Now, apart from the fact that a truck speeding away from—well, anything—isn’t going to cover even a mile unless they’re going 120 miles an hour, so perhaps it might be a good idea to get the rig pulled over and hunker down rather than be hit by the shockwave while you’re moving at full speed, anyone should know that you don’t look at the nuclear explosion.

A couple of generations of children had that drummed into them. I took an afterschool class taught by the former head of local Civil Defense when I was in third grade. “Duck and cover” may be a joke but you don’t look at the sun unprotected and you don’t look at the nuclear explosion.

Inconvenient Truths Are … Inconvenient

As I mentioned back at the beginning of November, Portland blogger Jack Bogdanski banned me from commenting at his site (again) for a throwaway comment about how I didn’t think a City of Portland web page on living car-less amounted to “hectoring.”

I’ve tended to check his site less and less—not being a believer in one-way communication—but what the heck, it was Christmas Eve and I was looking for distraction from my work. I ran across a one-line comment link he made about why Oregon’s population didn’t grow as fast as Washington’s over the past decade, which linked to a Washington Examiner opinion piece by right-wing economist Michael Barone. Could it be “lack of a personal income tax?”

Barone’s article doesn’t mention Washington or Oregon although he rhapsodizes at length about “diversified,” “business-friendly,” “low-tax” Texas. Bogdanski’s takeaway from the article seems to have been this line: “Seven of the nine states that do not levy an income tax grew faster than the national average.”

Now, there are a couple of problems with this that would be evident to anyone who’s both seen anything about the Census report and been watching the business news over the past few years. First, the state that grew the most between 2000 and 2010 was Nevada (35.1%). Nevada’s one of the entries on Barone’s list of states that can teach us all a lesson about taxes. On the other hand, as of October Nevada had been leading the nation in home foreclosures (currently 1 out of every 74 homes) for nearly two years. And their preliminary seasonally-adjusted unemployment rate for November 2010 was 14.3%. Maybe rapid growth isn’t such a great thing.

Then again, how much of an edge did no sales tax supposedly net Washington state? But if you look at the chart, their rate of growth was barely higher than Oregon’s: 14.1% vs. 12%. Sure, they got another US House seat but Washington’s population was already 70% larger than Oregon’s ten years ago. Two percent extra growth seems a rather thin ledge to hang this claim from.

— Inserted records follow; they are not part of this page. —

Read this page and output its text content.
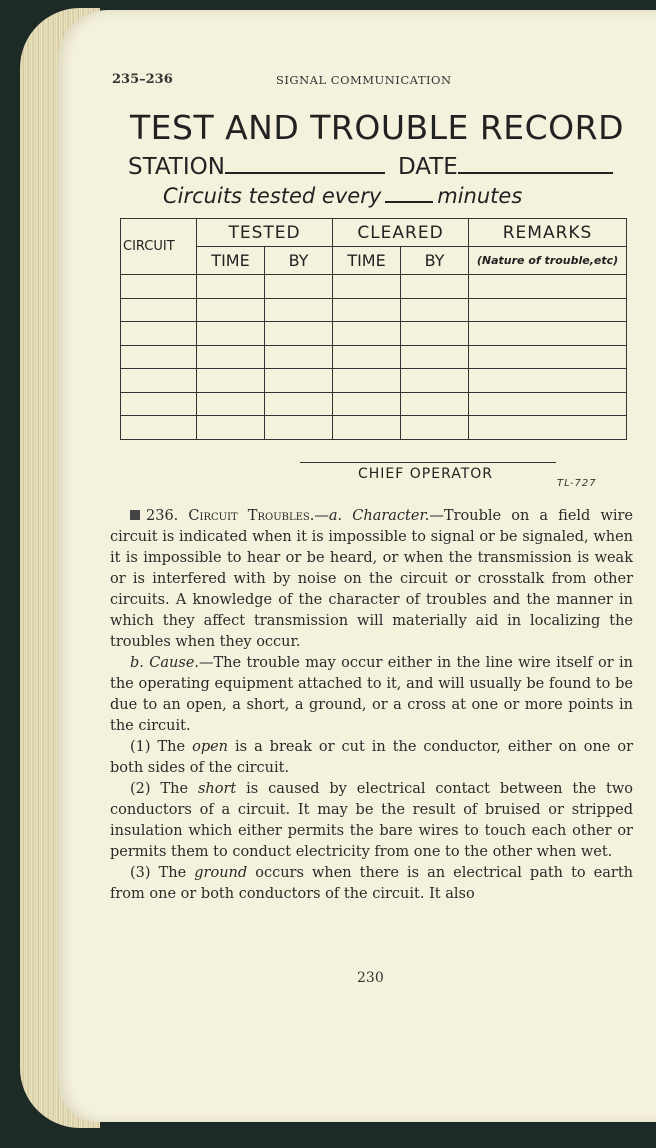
235–236	SIGNAL COMMUNICATION
TEST AND TROUBLE RECORD
STATION	DATE
Circuits tested every	minutes
CIRCUIT	TESTED		CLEARED		REMARKS
	TIME	BY	TIME	BY	(Nature of trouble,etc)

CHIEF OPERATOR
TL-727

236. Circuit Troubles.—a. Character.—Trouble on a field wire circuit is indicated when it is impossible to signal or be signaled, when it is impossible to hear or be heard, or when the transmission is weak or is interfered with by noise on the circuit or crosstalk from other circuits. A knowledge of the character of troubles and the manner in which they affect transmission will materially aid in localizing the troubles when they occur.

b. Cause.—The trouble may occur either in the line wire itself or in the operating equipment attached to it, and will usually be found to be due to an open, a short, a ground, or a cross at one or more points in the circuit.

(1) The open is a break or cut in the conductor, either on one or both sides of the circuit.

(2) The short is caused by electrical contact between the two conductors of a circuit. It may be the result of bruised or stripped insulation which either permits the bare wires to touch each other or permits them to conduct electricity from one to the other when wet.

(3) The ground occurs when there is an electrical path to earth from one or both conductors of the circuit. It also

230
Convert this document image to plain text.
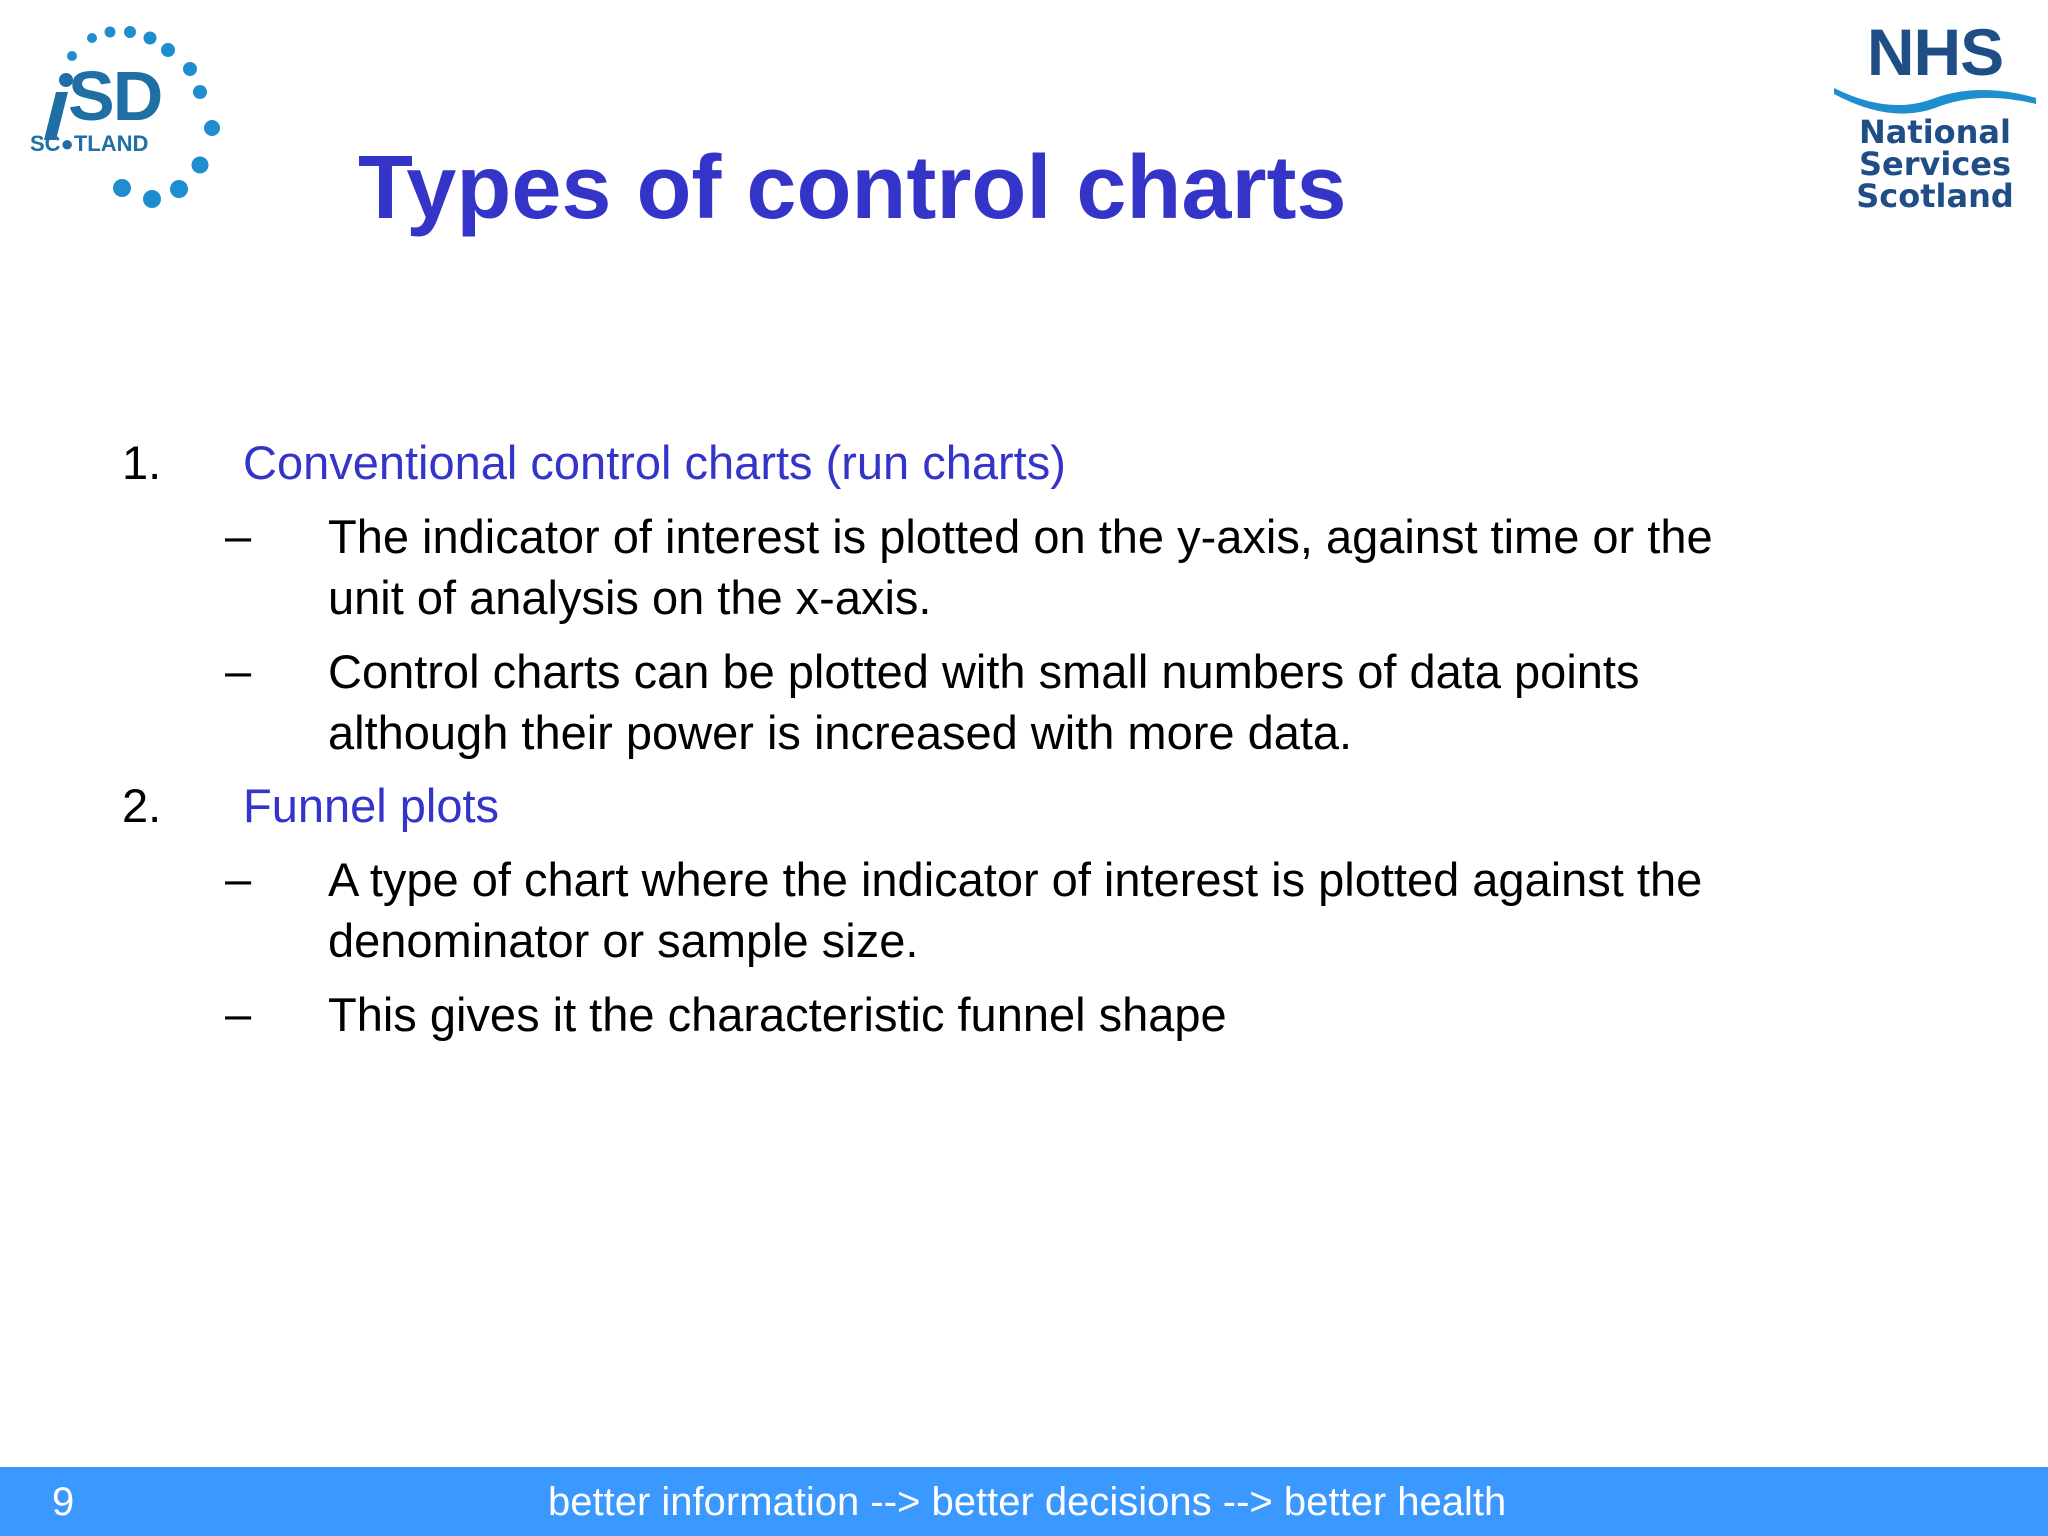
SD
SC●TLAND
NHS
National
Services
Scotland
Types of control charts
1. Conventional control charts (run charts)
– The indicator of interest is plotted on the y-axis, against time or the
unit of analysis on the x-axis.
– Control charts can be plotted with small numbers of data points
although their power is increased with more data.
2. Funnel plots
– A type of chart where the indicator of interest is plotted against the
denominator or sample size.
– This gives it the characteristic funnel shape
9	better information --> better decisions --> better health
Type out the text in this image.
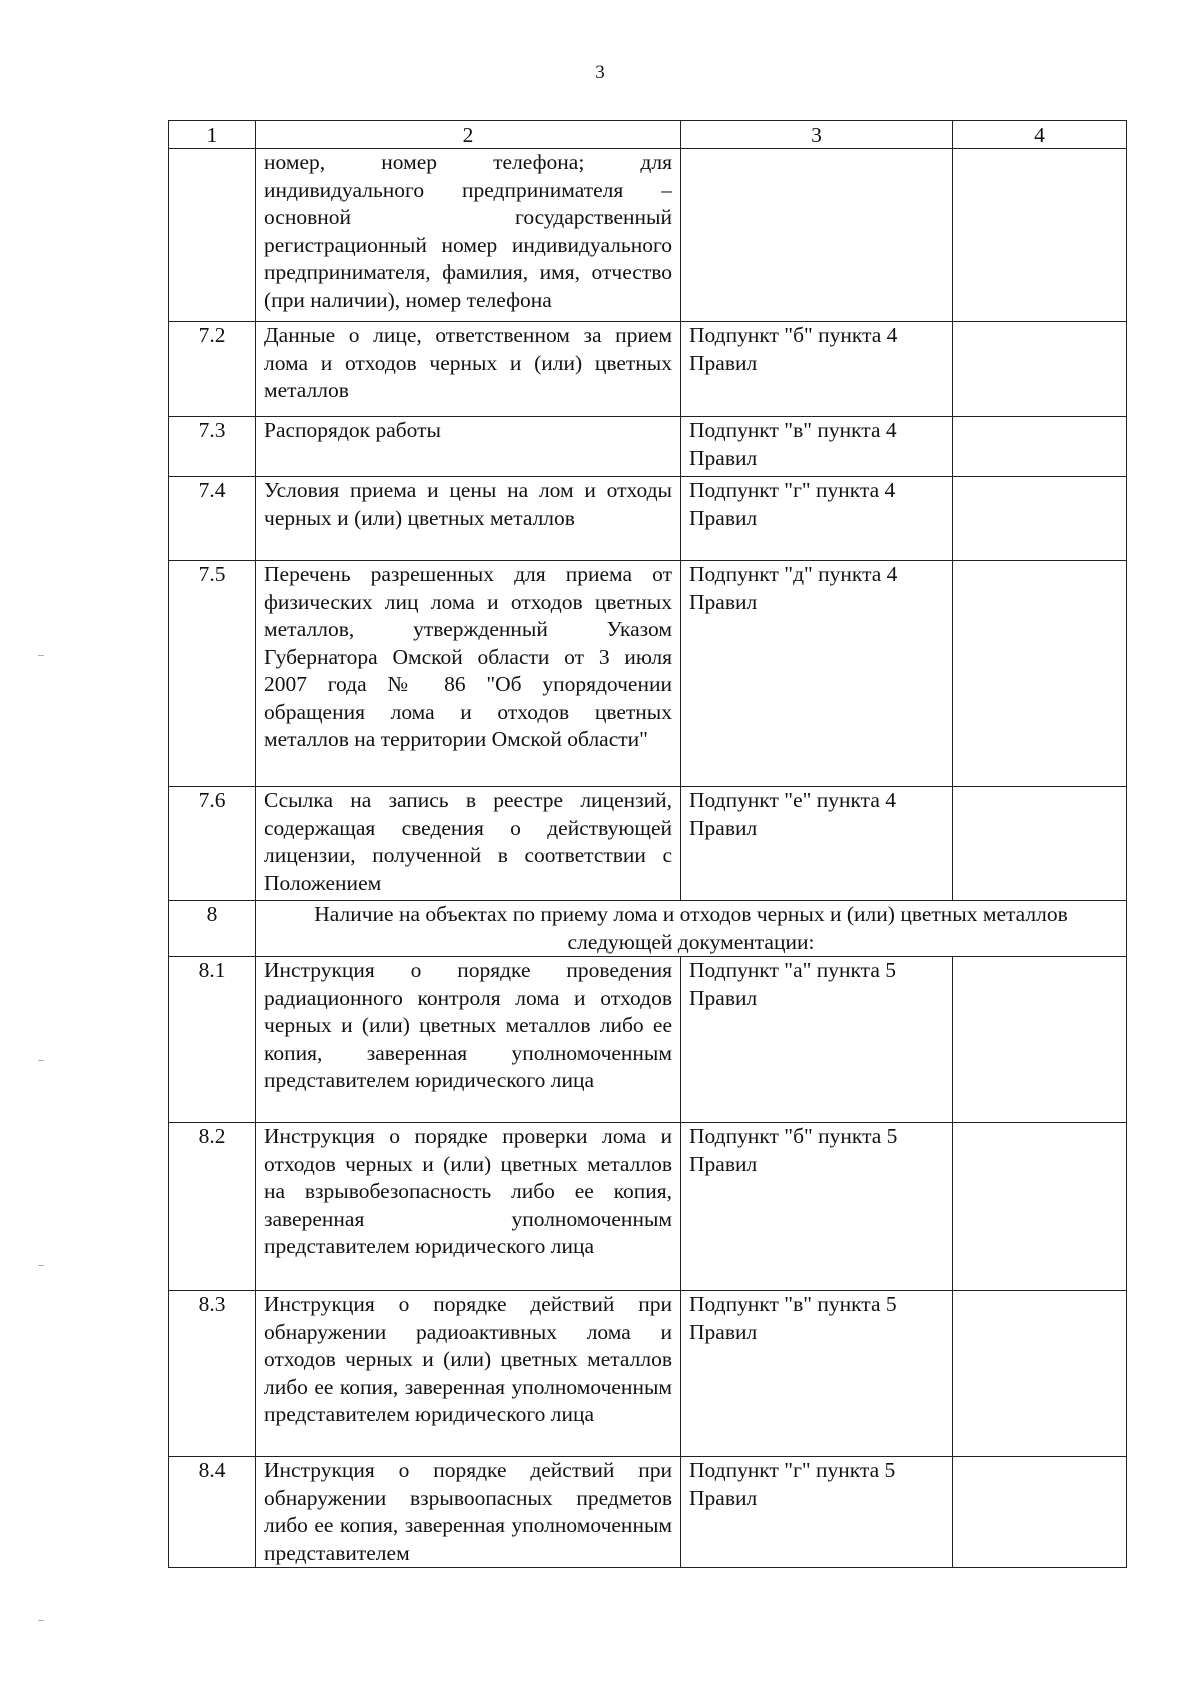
3
1	2	3	4
	номер, номер телефона; для индивидуального предпринимателя – основной государственный регистрационный номер индивидуального предпринимателя, фамилия, имя, отчество (при наличии), номер телефона		
7.2	Данные о лице, ответственном за прием лома и отходов черных и (или) цветных металлов	Подпункт "б" пункта 4 Правил	
7.3	Распорядок работы	Подпункт "в" пункта 4 Правил	
7.4	Условия приема и цены на лом и отходы черных и (или) цветных металлов	Подпункт "г" пункта 4 Правил	
7.5	Перечень разрешенных для приема от физических лиц лома и отходов цветных металлов, утвержденный Указом Губернатора Омской области от 3 июля 2007 года № 86 "Об упорядочении обращения лома и отходов цветных металлов на территории Омской области"	Подпункт "д" пункта 4 Правил	
7.6	Ссылка на запись в реестре лицензий, содержащая сведения о действующей лицензии, полученной в соответствии с Положением	Подпункт "е" пункта 4 Правил	
8	Наличие на объектах по приему лома и отходов черных и (или) цветных металлов следующей документации:		
8.1	Инструкция о порядке проведения радиационного контроля лома и отходов черных и (или) цветных металлов либо ее копия, заверенная уполномоченным представителем юридического лица	Подпункт "а" пункта 5 Правил	
8.2	Инструкция о порядке проверки лома и отходов черных и (или) цветных металлов на взрывобезопасность либо ее копия, заверенная уполномоченным представителем юридического лица	Подпункт "б" пункта 5 Правил	
8.3	Инструкция о порядке действий при обнаружении радиоактивных лома и отходов черных и (или) цветных металлов либо ее копия, заверенная уполномоченным представителем юридического лица	Подпункт "в" пункта 5 Правил	
8.4	Инструкция о порядке действий при обнаружении взрывоопасных предметов либо ее копия, заверенная уполномоченным представителем	Подпункт "г" пункта 5 Правил	
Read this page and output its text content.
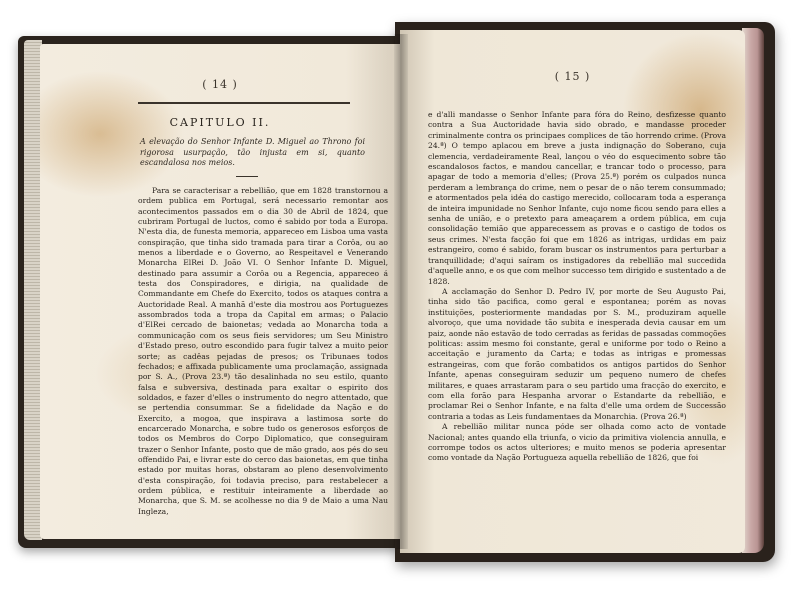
( 14 )
CAPITULO II.
A elevação do Senhor Infante D. Miguel ao Throno foi rigorosa usurpação, tão injusta em si, quanto escandalosa nos meios.

Para se caracterisar a rebellião, que em 1828 transtornou a ordem publica em Portugal, será necessario remontar aos acontecimentos passados em o dia 30 de Abril de 1824, que cubriram Portugal de luctos, como é sabido por toda a Europa. N'esta dia, de funesta memoria, appareceo em Lisboa uma vasta conspiração, que tinha sido tramada para tirar a Corôa, ou ao menos a liberdade e o Governo, ao Respeitavel e Venerando Monarcha ElRei D. João VI. O Senhor Infante D. Miguel, destinado para assumir a Corôa ou a Regencia, appareceo á testa dos Conspiradores, e dirigia, na qualidade de Commandante em Chefe do Exercito, todos os ataques contra a Auctoridade Real. A manhã d'este dia mostrou aos Portuguezes assombrados toda a tropa da Capital em armas; o Palacio d'ElRei cercado de baionetas; vedada ao Monarcha toda a communicação com os seus fieis servidores; um Seu Ministro d'Estado preso, outro escondido para fugir talvez a muito peior sorte; as cadêas pejadas de presos; os Tribunaes todos fechados; e affixada publicamente uma proclamação, assignada por S. A., (Prova 23.ª) tão desalinhada no seu estilo, quanto falsa e subversiva, destinada para exaltar o espirito dos soldados, e fazer d'elles o instrumento do negro attentado, que se pertendia consummar. Se a fidelidade da Nação e do Exercito, a mogoa, que inspirava a lastimosa sorte do encarcerado Monarcha, e sobre tudo os generosos esforços de todos os Membros do Corpo Diplomatico, que conseguiram trazer o Senhor Infante, posto que de mão grado, aos pés do seu offendido Pai, e livrar este do cerco das baionetas, em que tinha estado por muitas horas, obstaram ao pleno desenvolvimento d'esta conspiração, foi todavia preciso, para restabelecer a ordem pública, e restituir inteiramente a liberdade ao Monarcha, que S. M. se acolhesse no dia 9 de Maio a uma Nau Ingleza,

( 15 )

e d'alli mandasse o Senhor Infante para fóra do Reino, desfizesse quanto contra a Sua Auctoridade havia sido obrado, e mandasse proceder criminalmente contra os principaes complices de tão horrendo crime. (Prova 24.ª) O tempo aplacou em breve a justa indignação do Soberano, cuja clemencia, verdadeiramente Real, lançou o véo do esquecimento sobre tão escandalosos factos, e mandou cancellar, e trancar todo o processo, para apagar de todo a memoria d'elles; (Prova 25.ª) porém os culpados nunca perderam a lembrança do crime, nem o pesar de o não terem consummado; e atormentados pela idéa do castigo merecido, collocaram toda a esperança de inteira impunidade no Senhor Infante, cujo nome ficou sendo para elles a senha de união, e o pretexto para ameaçarem a ordem pública, em cuja consolidação temião que apparecessem as provas e o castigo de todos os seus crimes. N'esta facção foi que em 1826 as intrigas, urdidas em paiz estrangeiro, como é sabido, foram buscar os instrumentos para perturbar a tranquillidade; d'aqui saíram os instigadores da rebellião mal succedida d'aquelle anno, e os que com melhor successo tem dirigido e sustentado a de 1828.

A acclamação do Senhor D. Pedro IV, por morte de Seu Augusto Pai, tinha sido tão pacifica, como geral e espontanea; porém as novas instituições, posteriormente mandadas por S. M., produziram aquelle alvoroço, que uma novidade tão subita e inesperada devia causar em um paiz, aonde não estavão de todo cerradas as feridas de passadas commoções politicas: assim mesmo foi constante, geral e uniforme por todo o Reino a acceitação e juramento da Carta; e todas as intrigas e promessas estrangeiras, com que forão combatidos os antigos partidos do Senhor Infante, apenas conseguiram seduzir um pequeno numero de chefes militares, e quaes arrastaram para o seu partido uma fracção do exercito, e com ella forão para Hespanha arvorar o Estandarte da rebellião, e proclamar Rei o Senhor Infante, e na falta d'elle uma ordem de Successão contraria a todas as Leis fundamentaes da Monarchia. (Prova 26.ª)

A rebellião militar nunca póde ser olhada como acto de vontade Nacional; antes quando ella triunfa, o vicio da primitiva violencia annulla, e corrompe todos os actos ulteriores; e muito menos se poderia apresentar como vontade da Nação Portugueza aquella rebellião de 1826, que foi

And what about all of the states that grew faster than Washington even though they had personal income taxes? Idaho, Utah, Arizona, Colorado, Georgia, South Carolina, and North Carolina. The first three on that list actually grew faster than Barone’s beloved Texas, although Arizona’s high in the rankings of per capita foreclosures along with Nevada.

And what about Texas itself? Sixth-highest poverty rate (17.3%) in the nation. A child poverty rate of 25.6% last year, seventh-highest in the US. Largest share of the population lacking health insurance. Sure, sign me up.

I put a few of those facts together in a short comment, pointing out that Barone was full of hot air. Bogdanski rejected the comment and posted back to me:

Not today.

We had a couple of email exchanges after that but there was no explanation as to why he banned the post other than my presumed reason that it made the guy he linked to look like a fool.